More than 28 human clinical trials have been conducted in over 7,000 participants using 45 mg/day or more of MK4. While most of those studies looked at changes in bone density or laboratory markers for osteoporosis risk, many studies also evaluated the most important outcome—fractures. An analysis of seven clinical trials on the effect of MK4 on fracture risk reported that supplementing with 45 mg/day of MK4 reduced fractures by more than 70%. MK4 (45 mg/day) is the only amount of MK4 shown to maintain strong bones and reduce fractures.
Strontium is another mineral that can be deposited in bone and contribute to bone mineral density. A certain form of strontium, called strontium ranelate (SR), has been extensively researched and is approved as a treatment for osteoporosis in most of Europe.

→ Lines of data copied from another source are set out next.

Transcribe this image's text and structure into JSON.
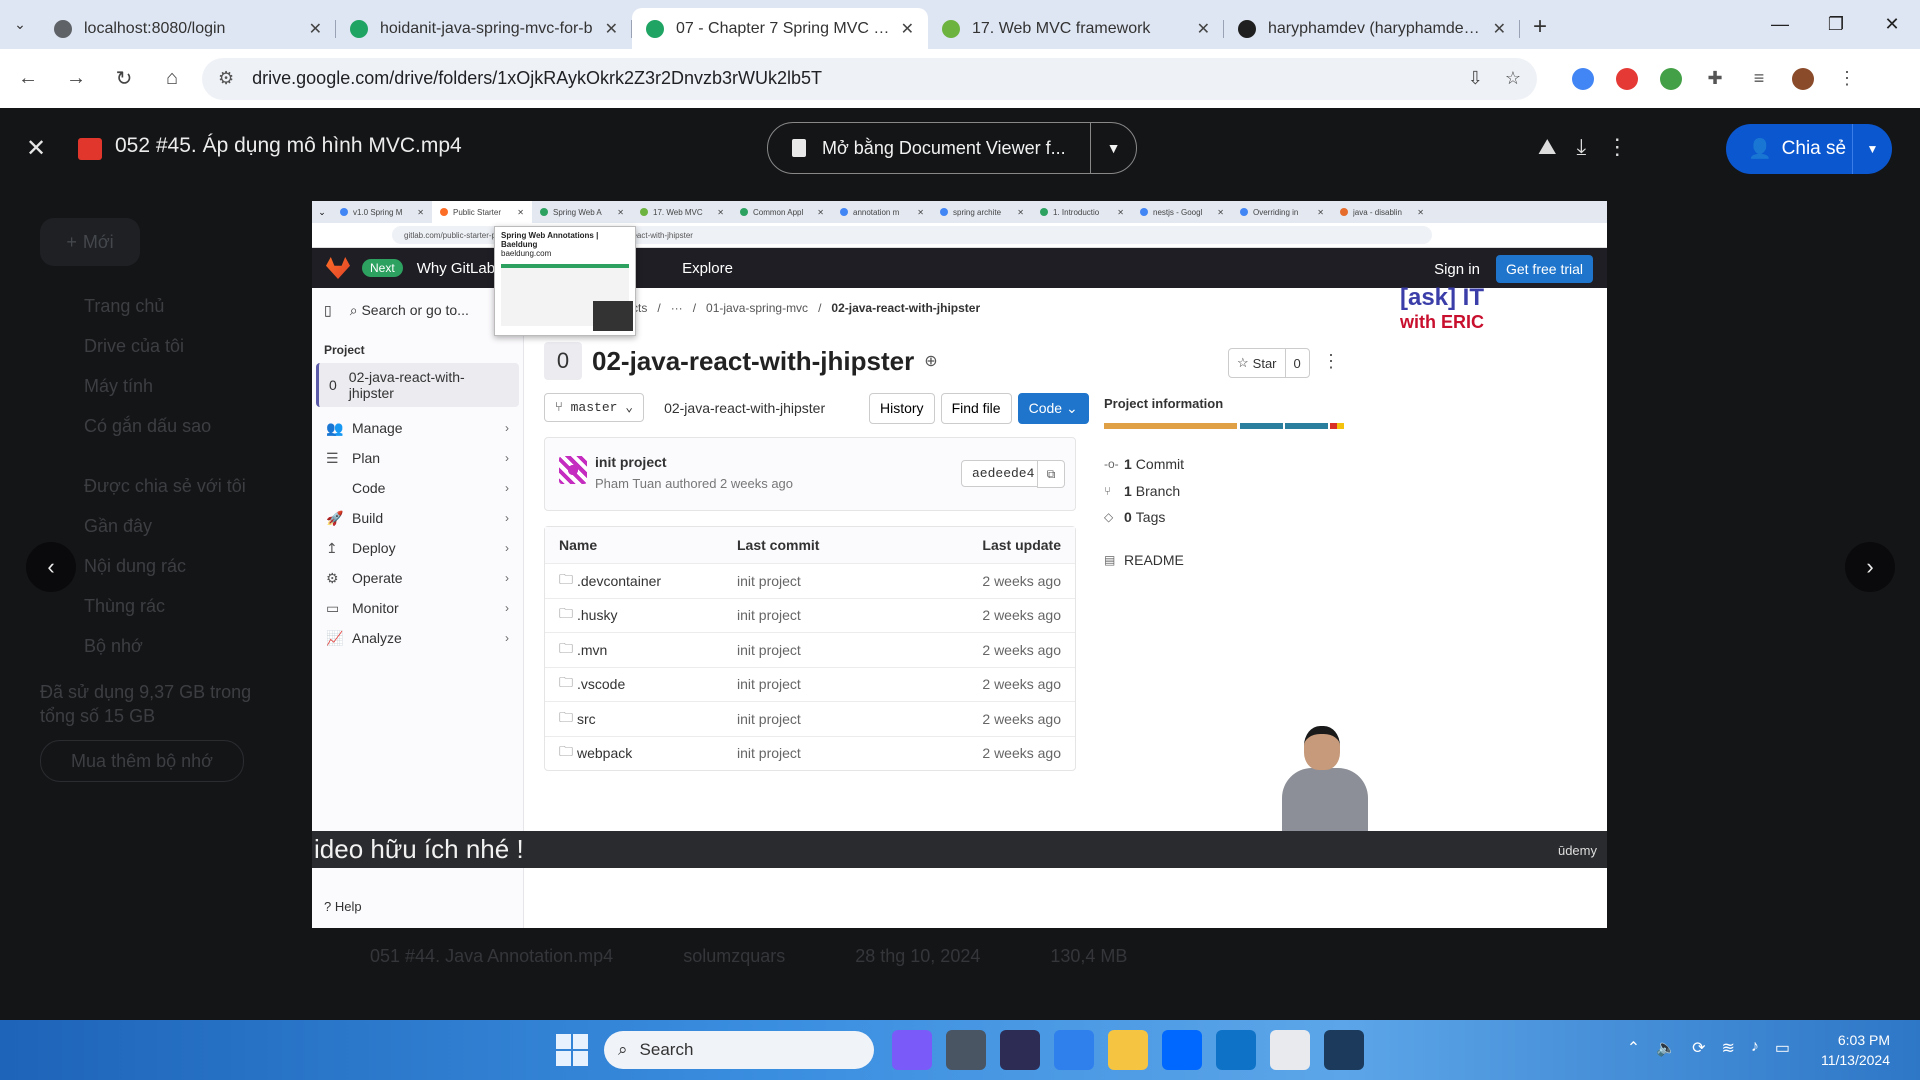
{
  "browser": {
    "tabs": [
      {
        "title": "localhost:8080/login",
        "favicon_color": "#5f6368",
        "active": false
      },
      {
        "title": "hoidanit-java-spring-mvc-for-b",
        "favicon_color": "#1fa463",
        "active": false
      },
      {
        "title": "07 - Chapter 7 Spring MVC - Go",
        "favicon_color": "#1fa463",
        "active": true
      },
      {
        "title": "17. Web MVC framework",
        "favicon_color": "#6db33f",
        "active": false
      },
      {
        "title": "haryphamdev (haryphamdev) /",
        "favicon_color": "#1f1f1f",
        "active": false
      }
    ],
    "url": "drive.google.com/drive/folders/1xOjkRAykOkrk2Z3r2Dnvzb3rWUk2lb5T"
  },
  "viewer": {
    "file_title": "052 #45. Áp dụng mô hình MVC.mp4",
    "open_with_label": "Mở bằng Document Viewer f...",
    "share_label": "Chia sẻ"
  },
  "drive_bg": {
    "left_items": [
      "Mới",
      "Trang chủ",
      "Drive của tôi",
      "Máy tính",
      "Có gắn dấu sao",
      "Được chia sẻ với tôi",
      "Gần đây",
      "Nội dung rác",
      "Thùng rác",
      "Bộ nhớ"
    ],
    "storage_text": "Đã sử dụng 9,37 GB trong tổng số 15 GB",
    "buy_storage": "Mua thêm bộ nhớ",
    "row_name": "051 #44. Java Annotation.mp4",
    "row_owner": "solumzquars",
    "row_date": "28 thg 10, 2024",
    "row_size": "130,4 MB"
  },
  "video": {
    "inner_tabs": [
      "v1.0 Spring M",
      "Public Starter",
      "Spring Web A",
      "17. Web MVC",
      "Common Appl",
      "annotation m",
      "spring archite",
      "1. Introductio",
      "nestjs - Googl",
      "Overriding in",
      "java - disablin"
    ],
    "inner_url": "gitlab.com/public-starter-pr",
    "inner_url_tail": "va-react-with-jhipster",
    "preview_title": "Spring Web Annotations | Baeldung",
    "preview_domain": "baeldung.com",
    "gitlab": {
      "next": "Next",
      "nav": [
        "Why GitLab",
        "Pr",
        "Explore"
      ],
      "sign_in": "Sign in",
      "free_trial": "Get free trial",
      "search": "Search or go to...",
      "project_label": "Project",
      "project_avatar": "0",
      "project_name": "02-java-react-with-jhipster",
      "menu": [
        "Manage",
        "Plan",
        "Code",
        "Build",
        "Deploy",
        "Operate",
        "Monitor",
        "Analyze"
      ],
      "help": "Help",
      "crumbs": [
        "cts",
        "···",
        "01-java-spring-mvc",
        "02-java-react-with-jhipster"
      ],
      "branch": "master",
      "path": "02-java-react-with-jhipster",
      "history": "History",
      "find_file": "Find file",
      "code": "Code",
      "star": "Star",
      "star_count": "0",
      "commit_msg": "init project",
      "commit_author": "Pham Tuan authored 2 weeks ago",
      "commit_sha": "aedeede4",
      "table_headers": [
        "Name",
        "Last commit",
        "Last update"
      ],
      "files": [
        {
          "name": ".devcontainer",
          "commit": "init project",
          "updated": "2 weeks ago"
        },
        {
          "name": ".husky",
          "commit": "init project",
          "updated": "2 weeks ago"
        },
        {
          "name": ".mvn",
          "commit": "init project",
          "updated": "2 weeks ago"
        },
        {
          "name": ".vscode",
          "commit": "init project",
          "updated": "2 weeks ago"
        },
        {
          "name": "src",
          "commit": "init project",
          "updated": "2 weeks ago"
        },
        {
          "name": "webpack",
          "commit": "init project",
          "updated": "2 weeks ago"
        }
      ],
      "info_title": "Project information",
      "commits": "1",
      "commits_label": "Commit",
      "branches": "1",
      "branches_label": "Branch",
      "tags": "0",
      "tags_label": "Tags",
      "readme": "README"
    },
    "watermark_line1": "[ask] IT",
    "watermark_line2": "with ERIC",
    "caption": "ideo hữu ích nhé !",
    "udemy": "ūdemy"
  },
  "taskbar": {
    "search": "Search",
    "time": "6:03 PM",
    "date": "11/13/2024"
  }
}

In the strontium ranelate for the treatment of osteoporosis (STRATOS) trial, researchers evaluated the ability of different amounts of SR to reduce fractures in 353 post-menopausal women with osteoporosis. The most interesting results were in volunteers who took either SR 500 mg /day or 2.0 grams/day. Studies like this are called dose-response studies and are interesting because they provide data that help us learn the best amount to take.

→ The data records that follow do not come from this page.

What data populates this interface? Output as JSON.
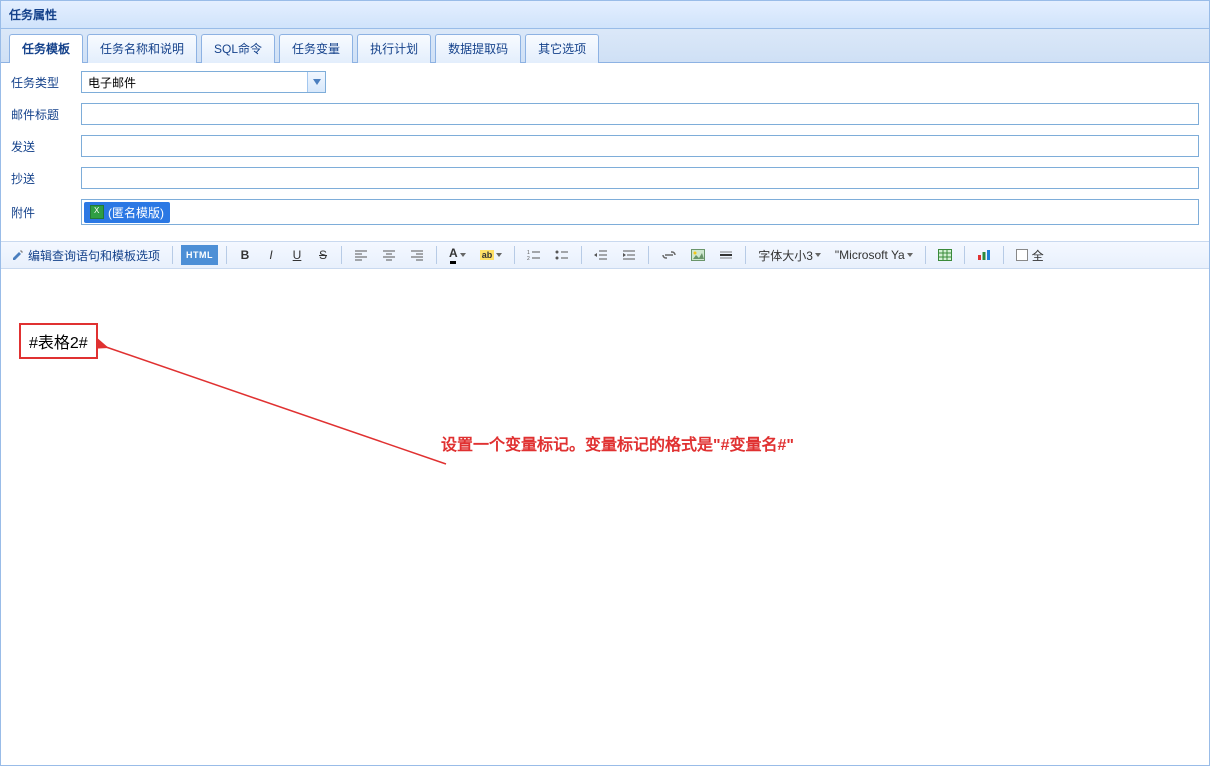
{
  "panel": {
    "title": "任务属性"
  },
  "tabs": [
    {
      "label": "任务模板",
      "active": true
    },
    {
      "label": "任务名称和说明"
    },
    {
      "label": "SQL命令"
    },
    {
      "label": "任务变量"
    },
    {
      "label": "执行计划"
    },
    {
      "label": "数据提取码"
    },
    {
      "label": "其它选项"
    }
  ],
  "form": {
    "type_label": "任务类型",
    "type_value": "电子邮件",
    "subject_label": "邮件标题",
    "subject_value": "",
    "to_label": "发送",
    "to_value": "",
    "cc_label": "抄送",
    "cc_value": "",
    "attach_label": "附件",
    "attach_chip": "(匿名模版)"
  },
  "toolbar": {
    "edit_label": "编辑查询语句和模板选项",
    "html_badge": "HTML",
    "font_size_label": "字体大小3",
    "font_family_label": "\"Microsoft Ya",
    "fullscreen_label": "全"
  },
  "editor": {
    "variable_marker": "#表格2#",
    "annotation": "设置一个变量标记。变量标记的格式是\"#变量名#\""
  }
}
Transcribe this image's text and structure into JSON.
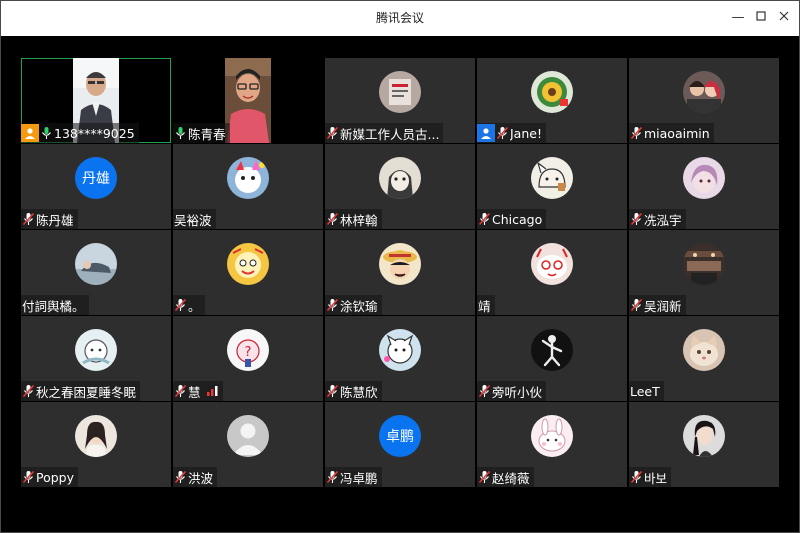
{
  "window": {
    "title": "腾讯会议"
  },
  "participants": [
    {
      "name": "138****9025",
      "kind": "video",
      "mic": "on",
      "host": true,
      "speaking": true
    },
    {
      "name": "陈青春",
      "kind": "video",
      "mic": "on"
    },
    {
      "name": "新媒工作人员古...",
      "kind": "avatar",
      "mic": "muted"
    },
    {
      "name": "Jane!",
      "kind": "avatar",
      "mic": "muted",
      "cohost": true
    },
    {
      "name": "miaoaimin",
      "kind": "avatar",
      "mic": "muted"
    },
    {
      "name": "陈丹雄",
      "kind": "initials",
      "initials": "丹雄",
      "mic": "muted"
    },
    {
      "name": "吴裕波",
      "kind": "avatar",
      "mic": "none"
    },
    {
      "name": "林梓翰",
      "kind": "avatar",
      "mic": "muted"
    },
    {
      "name": "Chicago",
      "kind": "avatar",
      "mic": "muted"
    },
    {
      "name": "冼泓宇",
      "kind": "avatar",
      "mic": "muted"
    },
    {
      "name": "付詞舆橘。",
      "kind": "avatar",
      "mic": "none"
    },
    {
      "name": "。",
      "kind": "avatar",
      "mic": "muted"
    },
    {
      "name": "涂钦瑜",
      "kind": "avatar",
      "mic": "muted"
    },
    {
      "name": "靖",
      "kind": "avatar",
      "mic": "none"
    },
    {
      "name": "吴润新",
      "kind": "avatar",
      "mic": "muted"
    },
    {
      "name": "秋之春困夏睡冬眠",
      "kind": "avatar",
      "mic": "muted"
    },
    {
      "name": "慧",
      "kind": "avatar",
      "mic": "muted",
      "signal": true
    },
    {
      "name": "陈慧欣",
      "kind": "avatar",
      "mic": "muted"
    },
    {
      "name": "旁听小伙",
      "kind": "avatar",
      "mic": "muted"
    },
    {
      "name": "LeeT",
      "kind": "avatar",
      "mic": "none"
    },
    {
      "name": "Poppy",
      "kind": "avatar",
      "mic": "muted"
    },
    {
      "name": "洪波",
      "kind": "avatar",
      "mic": "muted"
    },
    {
      "name": "冯卓鹏",
      "kind": "initials",
      "initials": "卓鹏",
      "mic": "muted"
    },
    {
      "name": "赵绮薇",
      "kind": "avatar",
      "mic": "muted"
    },
    {
      "name": "바보",
      "kind": "avatar",
      "mic": "muted"
    }
  ]
}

After two years of taking SR, the people taking less SR (500 mg/day) had fewer fractures than those taking 2.0 grams/day, 29% reduced fracture risk versus only a 23% reduction, respectively. Interestingly, while bone density increased in both groups, those taking 2.0 grams/day had their bone density increase the most, and yet they suffered more fractures. A second study gave SR 2.0 grams/day to 1,649 postmenopausal women for 3 years. Unlike the first study, these women experienced 41% fewer fractures.
A few cautionary notes about strontium. Strontium has an atomic mass greater than calcium. As such it attenuates the X-rays from a DEXA scan to a greater extent than calcium. Unless the radiologist corrects for this, the DEXA scan will not provide an accurate measure of BMD. Strontium may also interfere with calcium absorption. Thus, if you take strontium make sure to take it away from calcium. Finally, the form of strontium used in clinical trials (strontium ranelate) is not available in the United States. The form available in dietary supplements in the US is strontium citrate.
You may already be following many of the recommendations listed here. While not all risk factors for osteoporosis fractures are within your control, I hope this action plan inspires you to take practical steps to reduce those risks you can control. Whether you have osteoporosis, osteopenia or your bone mineral density is in a healthy range, you have the power to reduce your fracture risks.